Most adults carry multiple herpesviruses. Following the initial acute infection, these viruses establish life-long infections in their hosts and cause cold sores, keratitis, genital herpes, shingles, infectious mononucleosis, and other diseases. Some herpesviruses can cause cancer in man. During the latent phase of infection, the viruses remain dormant for long periods of time, but retain the capacity to cause occasional reactivations, that may lead to disease. This new study suggests that attacking herpesvirus DNA with CRISPR/Cas9 genome editing technology can suppress virus replication and, in some cases, lead to elimination of the virus from infected cells.
The snag? Well this is a purely in vitro study in cultured cell, not even an animal model. Will this approach be safe and effecting in humans? It will take some years to find that out.

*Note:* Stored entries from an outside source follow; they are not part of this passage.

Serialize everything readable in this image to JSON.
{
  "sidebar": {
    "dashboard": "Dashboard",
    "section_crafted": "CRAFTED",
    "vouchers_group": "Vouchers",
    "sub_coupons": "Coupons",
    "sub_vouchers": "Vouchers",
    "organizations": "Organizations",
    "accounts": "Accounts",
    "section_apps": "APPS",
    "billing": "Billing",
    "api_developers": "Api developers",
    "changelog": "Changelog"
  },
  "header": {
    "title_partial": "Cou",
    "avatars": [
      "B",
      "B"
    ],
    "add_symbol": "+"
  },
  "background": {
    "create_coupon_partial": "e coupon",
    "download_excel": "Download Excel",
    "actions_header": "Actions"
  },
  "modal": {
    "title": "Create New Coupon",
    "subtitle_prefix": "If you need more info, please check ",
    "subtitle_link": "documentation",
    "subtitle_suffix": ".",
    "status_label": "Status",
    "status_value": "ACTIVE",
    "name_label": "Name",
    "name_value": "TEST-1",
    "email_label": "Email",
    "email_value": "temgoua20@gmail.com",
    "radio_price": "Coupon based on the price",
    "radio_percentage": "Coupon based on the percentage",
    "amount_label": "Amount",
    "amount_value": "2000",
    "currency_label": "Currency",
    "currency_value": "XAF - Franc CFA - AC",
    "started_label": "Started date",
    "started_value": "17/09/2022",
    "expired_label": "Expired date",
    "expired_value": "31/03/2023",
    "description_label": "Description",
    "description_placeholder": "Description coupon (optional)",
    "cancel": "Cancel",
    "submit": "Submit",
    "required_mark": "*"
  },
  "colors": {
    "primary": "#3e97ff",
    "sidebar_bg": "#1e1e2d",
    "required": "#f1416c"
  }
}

CRISPR/Cas9-Mediated Genome Editing of Herpesviruses Limits Productive and Latent Infections. (2016) PLoS Pathog 12(6): e1005701. doi: 10.1371/journal.ppat.1005701
Herpesviruses infect the majority of the human population and can cause significant morbidity and mortality. Herpes simplex virus (HSV) type 1 causes cold sores and herpes simplex keratitis, whereas HSV-2 is responsible for genital herpes. Human cytomegalovirus (HCMV) is the most common viral cause of congenital defects and is responsible for serious disease in immuno-compromised individuals. Epstein-Barr virus (EBV) is associated with infectious mononucleosis and a broad range of malignancies, including Burkitt’s lymphoma, nasopharyngeal carcinoma, Hodgkin’s disease, and post-transplant lymphomas. Herpesviruses persist in their host for life by establishing a latent infection that is interrupted by periodic reactivation events during which replication occurs. Current antiviral drug treatments target the clinical manifestations of this productive stage, but they are ineffective at eliminating these viruses from the infected host. Here, we set out to combat both productive and latent herpesvirus infections by exploiting the CRISPR/Cas9 system to target viral genetic elements important for virus fitness. We show effective abrogation of HCMV and HSV-1 replication by targeting gRNAs to essential viral genes. Simultaneous targeting of HSV-1 with multiple gRNAs completely abolished the production of infectious particles from human cells. Using the same approach, EBV can be almost completely cleared from latently infected EBV-transformed human tumor cells. Our studies indicate that the CRISPR/Cas9 system can be effectively targeted to herpesvirus genomes as a potent prophylactic and therapeutic anti-viral strategy that may be used to impair viral replication and clear latent virus infection.